There are a number of factors, known and unknown, for how Google ranks authority and, as many publishers will attest, figuring this out can be maddening. (That’s partly what Alex Egan does.) But much of a site’s authority boils down to how many other sites are linking to it. So the sites that Trump and the PJ Media report say Google is suppressing are considered less authoritative and, possibly, fake. In other words, they’re not real news outlets.

Google and other tech companies, like Facebook and Apple, have taken steps in recent weeks to quash Alex Jones and his company, InfoWars, which spread ridiculous and often dangerous conspiracy theories, including his long-held belief that the Sandy Hook mass shooting was staged and that those children did not die. (President Trump has appeared on his show and praised Jones "amazing" reputation.) The platforms have pulled many of his shows, citing hate speech.



Trump does seem to have landed on an important topic (broken clock and all that). The Big Tech companies-including Facebook, Google and Amazon-need some government oversight. Scott Galloway, a professor and writer, made the case for regulating these companies in an article for Esquire earlier this year. About Google, he wrote:

Google … now commands a 92 percent share of a market, Internet search, that is worth $92.4 billion worldwide.

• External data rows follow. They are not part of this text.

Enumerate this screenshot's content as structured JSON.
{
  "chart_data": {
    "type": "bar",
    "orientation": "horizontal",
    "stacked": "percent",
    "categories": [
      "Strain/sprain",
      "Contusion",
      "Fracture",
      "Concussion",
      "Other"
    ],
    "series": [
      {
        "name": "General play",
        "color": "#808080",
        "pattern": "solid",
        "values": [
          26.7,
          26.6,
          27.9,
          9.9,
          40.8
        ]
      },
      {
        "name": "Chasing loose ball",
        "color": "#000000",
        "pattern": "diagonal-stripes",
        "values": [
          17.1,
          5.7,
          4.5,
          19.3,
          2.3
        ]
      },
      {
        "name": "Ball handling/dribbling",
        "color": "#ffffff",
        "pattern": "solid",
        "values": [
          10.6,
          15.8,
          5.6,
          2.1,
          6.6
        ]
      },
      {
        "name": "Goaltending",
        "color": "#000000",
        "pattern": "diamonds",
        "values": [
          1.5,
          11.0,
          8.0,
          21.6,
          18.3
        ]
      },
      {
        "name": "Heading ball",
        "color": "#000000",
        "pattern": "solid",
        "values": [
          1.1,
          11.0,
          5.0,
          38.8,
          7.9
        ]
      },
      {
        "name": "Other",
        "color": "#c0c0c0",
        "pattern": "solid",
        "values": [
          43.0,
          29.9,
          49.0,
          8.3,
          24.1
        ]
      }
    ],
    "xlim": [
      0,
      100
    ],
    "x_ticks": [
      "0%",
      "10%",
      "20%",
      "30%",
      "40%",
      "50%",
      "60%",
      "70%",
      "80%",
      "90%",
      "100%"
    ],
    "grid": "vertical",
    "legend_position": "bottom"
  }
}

That’s more than the entire
advertising market of any country except the U. S. Search is now a larger market than the following global industries:

• paper and forest products: $81 billion
• construction and engineering: $79 billion
• real estate management and development: $76 billion
• gas utilities: $58 billion

How would we feel if one company controlled 92 percent of the global construction and engineering trade? Or 92 percent of the world’s paper and forest products? Would we worry that their power and influence had breached a reasonable threshold, or would we just think they were awesome innovators, as we do with Google?

So the idea of regulating Google, as Trump is suggesting in his tweet, is not without its merits. But hauling an American company before congress and subjecting it to costly and distracting lines of questioning about whether it’s suppressing what are probably actual fake news websites because the President of the United States believes conspiracy theories is dumb and dangerous. What might happen is an overcompensation on Google's part. Much like Facebook allowing Actual Fake News and conspiracy theories to take root on its platform, Google might start surfacing less authoritative sites in results, which will only lead to further splintering and decay of our shared reality. And that's exactly the kind of environment where authoritarians thrive.